2. Hypothesis testing (Round 1)
- Our goal is to conduct a two-sample t-test.
Identify our null and alternative hypothesis:
H0: There is no difference in the average total fare amount between customers who use credit cards and customers who use cash.
HA: There is a difference in the average total fare amount between customers who use credit cards and customers who use cash.
Choose a significance level:
We choose a 5% significance level for our two-sample t-test. 5% is usually the industry standard and is requested for this project.
We use the ff code block to conduct our test:
Finding the p-value:
We use this code block to use scipy’s stats hypothesis testing library with the stats.ttest_ind()
function.
1
2
3
4
# conducting our hypothesis test
cash = taxi_data[taxi_data['payment_type']==2]['total_amount']
credit_card = taxi_data[taxi_data['payment_type']==1]['total_amount']
stats.ttest_ind(a=credit_card, b=cash, equal_var=False)
Ttest_indResult(statistic=20.34644022783838, pvalue=4.5301445359736376e-91)
- Assuming a significance value of 5%, we can reject the null hypothesis, we see that there is a statically significant difference from cash and payment method.
3. Hypothesis Testing Interpretation (Round 1)
We can conclude that there is a statistically significant difference in the average total fare amount credit card vs cash users.
Insight!
Clarifications has to be made regarding the larger payment for credit cards.
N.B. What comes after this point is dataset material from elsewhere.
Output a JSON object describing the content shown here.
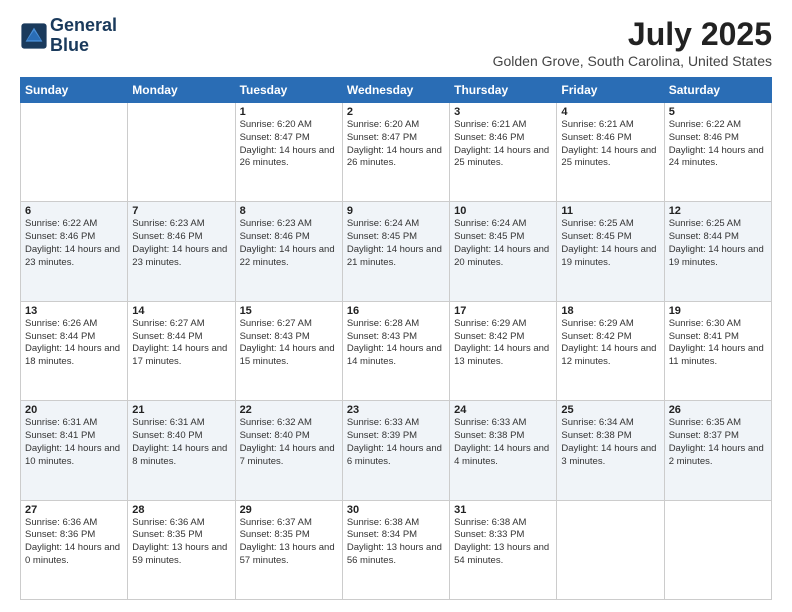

It is recommended to look into the following:
- First, is there a system bug that causes credit card users to pay more? What may have caused these?
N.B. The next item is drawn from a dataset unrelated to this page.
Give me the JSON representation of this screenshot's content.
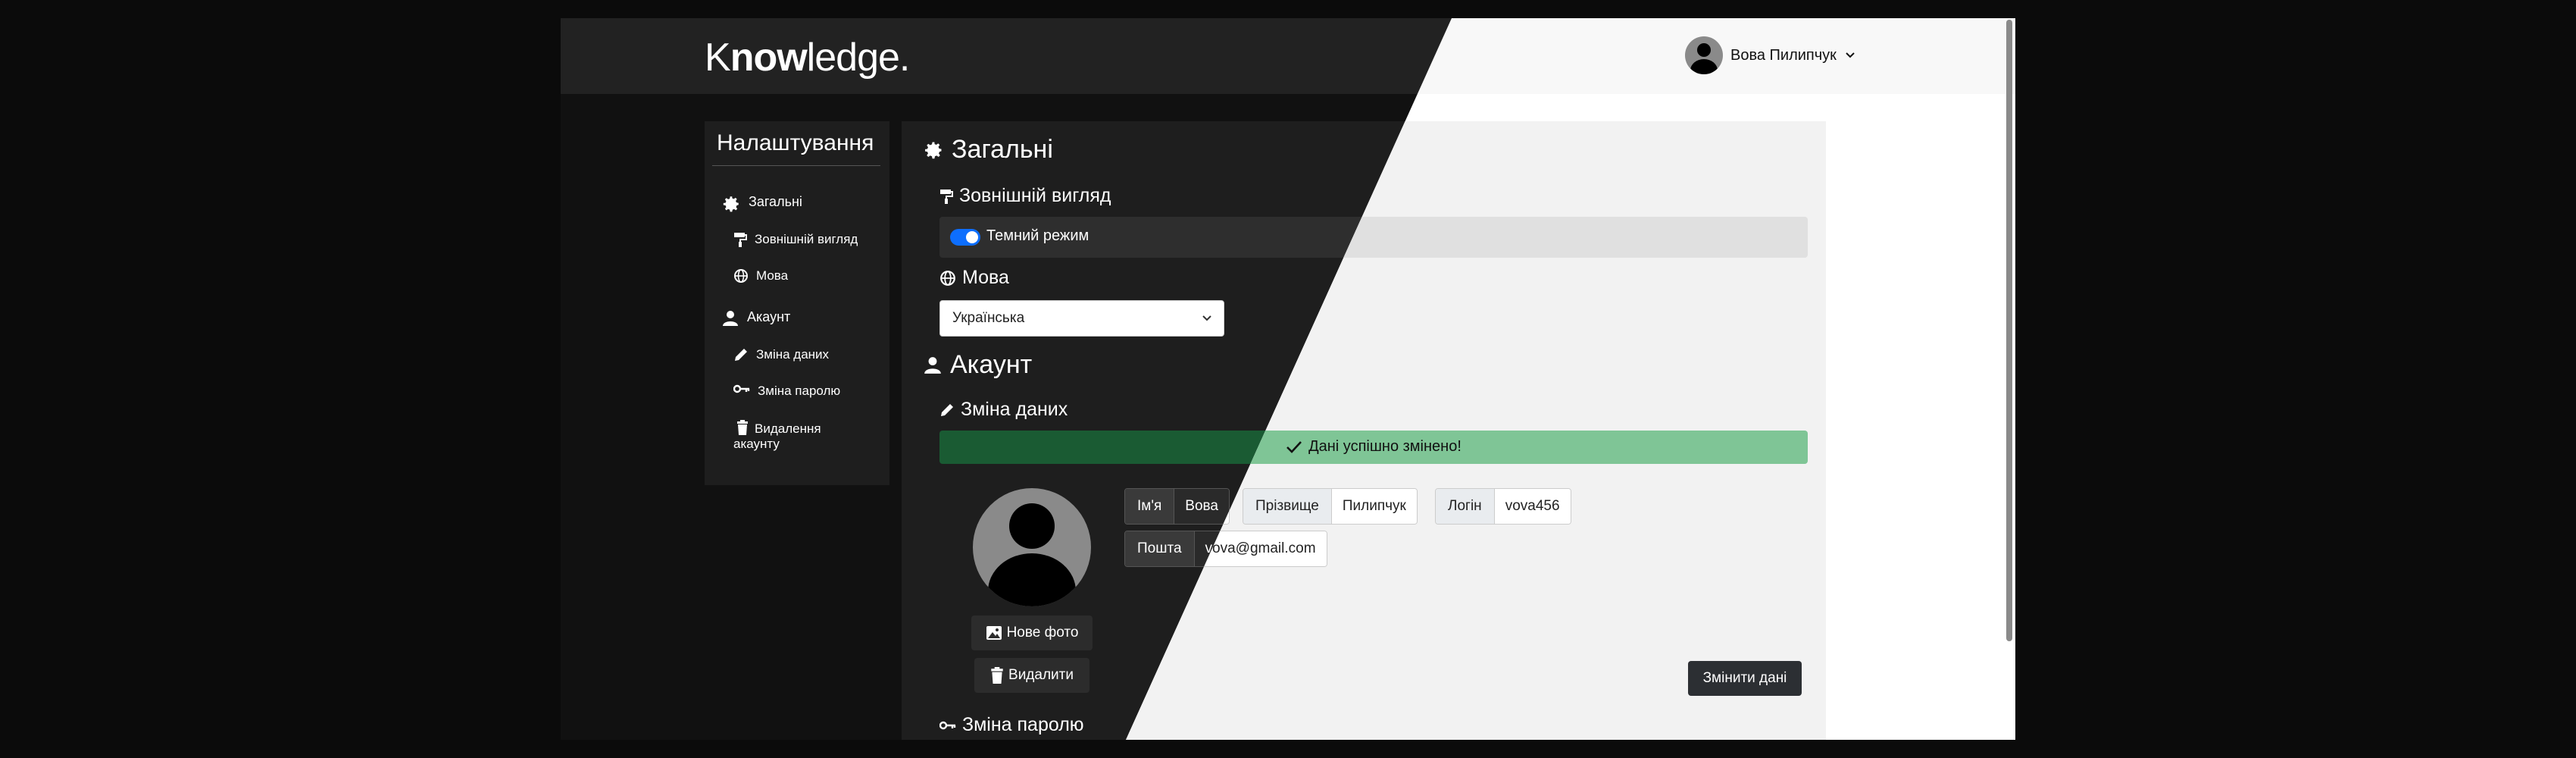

- Second, it may be insightful to also look at the average amount of monthly rides for credit card users.
- Do credit card users tend to be more “power users”?
- Meaning are they the type of people that spend more on rides or go in longer amount of rides?
- Third, is looking at the differences that credit card offers.
- Are there any ongoing promotions for credit card users?
- Does the hassle free and cashless nature of credit card important to the riders?
Hypothesis Testing Part 2
Another comparison is the comparison of the fare amount, which does not include tips, only the base payment. A second round of a/b testing can be looked into to answer this.
1. Data Exploration (Round 2)
Instead of total amount paid, we use the fare amount to exclude tips.
1
2
# Grouping payment type and fare amount mean
taxi_data.groupby('payment_type')['fare_amount'].mean()
payment_type | mean_total_amount |
---|---|
1 (Credit Card) | 13.43 |
2 (Cash) | 12.21 |
3 (No charge) | 12.19 |
4 (Dispute) | 9.91 |
5 (Unknown) | None |
Removing the tips, we see that there is not as much difference anymore between cash and credit card payments.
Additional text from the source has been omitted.